The second factor is the configuration of incumbent product organisations. They are built for quarterly enterprise feature shipping and annual contract renewal. The feature requests from their existing customer base concern integrations, compliance certifications, and administrative tooling. Allocating engineering capacity to multi-quarter domain-research work, with no shippable output for an extended period, is not a defensible investment within those constraints.

6. Implications by deal segment

Economic impact is concentrated in deal segments where sell-side associate capacity is insufficient to compensate manually.

Deal segmentTypical seller benchManual compensation viable?
Mega-cap ($1B+)4+ associates per mandateYes
Upper mid-market ($100M-$1B)2-3 associates per mandateMarginal
Lower mid-market ($10M-$100M)0-1 associate plus paralegalNo
Sub-$10MPartner onlyNo

When buyer Q&A volume exceeds seller capacity, we typically observe one of two outcomes. Either the seller delivers incomplete responses and the buyer prices the uncertainty into the indicative offer, or the buyer conducts a parallel review on the seller's documents and the timeline extends by two to four weeks. The first outcome compresses valuation directly. The second compresses valuation more slowly, via the reputational signal that propagates through the buyer universe in concurrent and subsequent processes.

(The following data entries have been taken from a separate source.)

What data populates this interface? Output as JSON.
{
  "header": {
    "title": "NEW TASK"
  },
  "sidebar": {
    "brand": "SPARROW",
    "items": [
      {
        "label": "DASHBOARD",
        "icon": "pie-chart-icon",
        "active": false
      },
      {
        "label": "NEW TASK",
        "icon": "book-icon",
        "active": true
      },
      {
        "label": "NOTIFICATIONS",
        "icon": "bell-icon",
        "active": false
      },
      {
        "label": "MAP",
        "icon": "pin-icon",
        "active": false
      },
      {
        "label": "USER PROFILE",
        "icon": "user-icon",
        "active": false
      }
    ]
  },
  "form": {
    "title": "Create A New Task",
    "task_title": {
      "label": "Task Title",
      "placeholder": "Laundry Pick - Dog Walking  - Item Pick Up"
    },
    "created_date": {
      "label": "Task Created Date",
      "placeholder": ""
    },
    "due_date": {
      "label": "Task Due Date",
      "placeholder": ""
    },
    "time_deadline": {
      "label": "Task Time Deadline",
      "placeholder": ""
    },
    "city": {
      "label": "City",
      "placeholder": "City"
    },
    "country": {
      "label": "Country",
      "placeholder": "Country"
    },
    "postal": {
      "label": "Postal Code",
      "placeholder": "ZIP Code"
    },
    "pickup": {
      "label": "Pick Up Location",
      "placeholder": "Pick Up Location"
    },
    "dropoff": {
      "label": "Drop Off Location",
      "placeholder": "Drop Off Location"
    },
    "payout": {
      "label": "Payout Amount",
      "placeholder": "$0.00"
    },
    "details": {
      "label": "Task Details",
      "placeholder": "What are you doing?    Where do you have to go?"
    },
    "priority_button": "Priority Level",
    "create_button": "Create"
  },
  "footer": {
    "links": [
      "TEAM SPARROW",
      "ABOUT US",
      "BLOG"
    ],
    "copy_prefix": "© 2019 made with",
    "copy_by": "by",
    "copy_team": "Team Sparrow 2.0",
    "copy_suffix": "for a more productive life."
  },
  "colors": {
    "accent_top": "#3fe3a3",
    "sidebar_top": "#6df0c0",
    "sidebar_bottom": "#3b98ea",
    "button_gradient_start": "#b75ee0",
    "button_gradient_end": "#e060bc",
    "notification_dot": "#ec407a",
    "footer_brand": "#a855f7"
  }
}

This is the economic case for AI-native diligence tooling at the boutique end of the market. The "AI makes diligence faster" framing used in incumbent marketing understates the actual change. Faster Q&A is incidental. The relevant question is whether deal sizes that previously could not sustain competent diligence support can sustain it now.

Bottom line

Incumbent VDR search architectures are sufficient for low-stakes data sharing of the fundraising-and-file-distribution variety. They are, however, inadequate for diligence-heavy mandates with material cross-document complexity, which we find describes most M&A processes. The architecture gap matters most in the boutique side of the market, where the seller does not have sufficient associate capacity available to compensate for tool inadequacy. Closing the gap is largely a domain-research problem, which makes it poorly suited to the shipping cadences and hiring profiles of incumbent VDR vendors. We expect entrants to define the category.